To ‘let go” is to acknowledge that which I cannot change
and to pursue that which I can.
To ‘let go” is to admit powerlessness, which means the
outcome is out of my hands.
To ‘let go” is not to try to change or blame another; it is
to make the most of myself.
To ‘let go” is not to care for but to care about.
To ‘let go” is not to fix but to be supportive.
To ‘let go” is not to judge but to allow another to be a
human being.
To ‘let go” is not to be in the middle arranging all the
outcomes but to allow other to effect their own destinies.
To ‘let go” is not to be protective; it is to permit
another to face reality.
To ‘let go” is not to deny but to accept.

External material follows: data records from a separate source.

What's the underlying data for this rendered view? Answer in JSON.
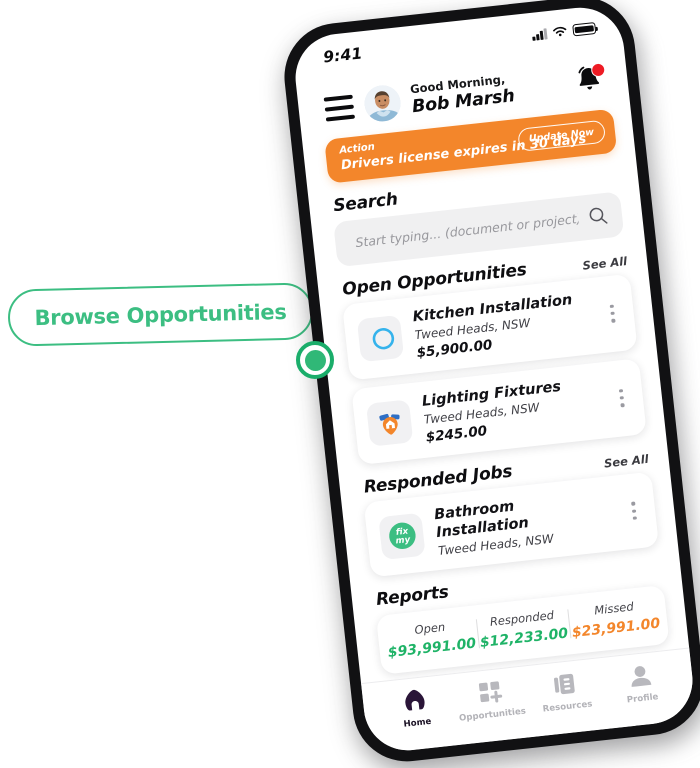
{
  "colors": {
    "accent_green": "#3cbe82",
    "accent_orange": "#f3862b",
    "money_green": "#1fb367",
    "money_orange": "#f3862b",
    "nav_active": "#1b1225"
  },
  "status_bar": {
    "time": "9:41",
    "signal_icon": "cellular-signal-icon",
    "wifi_icon": "wifi-icon",
    "battery_icon": "battery-icon"
  },
  "header": {
    "menu_icon": "hamburger-menu-icon",
    "avatar_icon": "user-avatar-photo",
    "greeting": "Good Morning,",
    "user_name": "Bob Marsh",
    "bell_icon": "notification-bell-icon",
    "has_notification": true
  },
  "banner": {
    "kicker": "Action",
    "message": "Drivers license expires in 30 days",
    "button_label": "Update Now"
  },
  "search": {
    "title": "Search",
    "placeholder": "Start typing... (document or project)",
    "value": "",
    "icon": "search-icon"
  },
  "open_opportunities": {
    "title": "Open Opportunities",
    "see_all": "See All",
    "items": [
      {
        "logo": "blue-crescent-circle-logo",
        "title": "Kitchen Installation",
        "location": "Tweed Heads, NSW",
        "price": "$5,900.00",
        "menu_icon": "kebab-menu-icon"
      },
      {
        "logo": "orange-map-pin-house-logo",
        "title": "Lighting Fixtures",
        "location": "Tweed Heads, NSW",
        "price": "$245.00",
        "menu_icon": "kebab-menu-icon"
      }
    ]
  },
  "responded_jobs": {
    "title": "Responded Jobs",
    "see_all": "See All",
    "items": [
      {
        "logo": "fixmy-green-circle-logo",
        "logo_text": "fix my",
        "title": "Bathroom Installation",
        "location": "Tweed Heads, NSW",
        "menu_icon": "kebab-menu-icon"
      }
    ]
  },
  "reports": {
    "title": "Reports",
    "columns": [
      {
        "label": "Open",
        "value": "$93,991.00",
        "color": "#1fb367"
      },
      {
        "label": "Responded",
        "value": "$12,233.00",
        "color": "#1fb367"
      },
      {
        "label": "Missed",
        "value": "$23,991.00",
        "color": "#f3862b"
      }
    ]
  },
  "bottom_nav": {
    "items": [
      {
        "label": "Home",
        "icon": "home-icon",
        "active": true
      },
      {
        "label": "Opportunities",
        "icon": "grid-plus-icon",
        "active": false
      },
      {
        "label": "Resources",
        "icon": "clipboard-icon",
        "active": false
      },
      {
        "label": "Profile",
        "icon": "person-icon",
        "active": false
      }
    ]
  },
  "callout": {
    "label": "Browse Opportunities",
    "marker_icon": "target-dot-marker"
  }
}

To ‘let go” is not to nag, scold or argue, but instead to
search out my own shortcomings and to correct them.
To ‘let go” is not to adjust everything to my own desires
but to take each day as it comes and to cherish myself in it.
To ‘let go” is not to criticize and regulate anybody but to
try to become what I dream I can be.
To ‘let go” is not regret the past nor fear the future but
to grow and live in the present.
To ‘let go” is to forgive, not to condone.
To ‘let go” is to free myself of my collection of past
hurts and resentments.
To ‘let go” is to fear less and to love more.
Anonymous
Detachment
The most loving form of detachment I have found has been forgiveness. Instead of thinking of it as an eraser to wipe another’s slate clean or a gavel that I pound to pronounce someone “not guilty,” I think of forgiveness as a scissors.
I use it to cut the strings of resentment that bind me to a problem or a past hurt. By releasing resentment, I set myself free.
When I am consumed with negativity over another person’s behavior, I have lost my focus. I needn’t tolerate what I consider unacceptable, but wallowing in negativity will not alter the situation. If there is action to take, I am free to take it. Where I am powerless to change the situation, I will turn it over to my Higher Power. By truly letting go, I detach and forgive.
When my thoughts are full of bitterness, fear, self-pity, and dreams of revenge, there is little room for love or for the quiet voice of guidance within me. I am willing to love myself enough to admit that resentments hold me back, and then I can let them go.
Today’s reminder
Every time I try to tighten the noose of resentment around someone’s neck, I am really only choking myself. Today I will practice forgiveness instead.
“A part of me wants to cling to old resentments, but I know that the more I forgive, the better my life works.”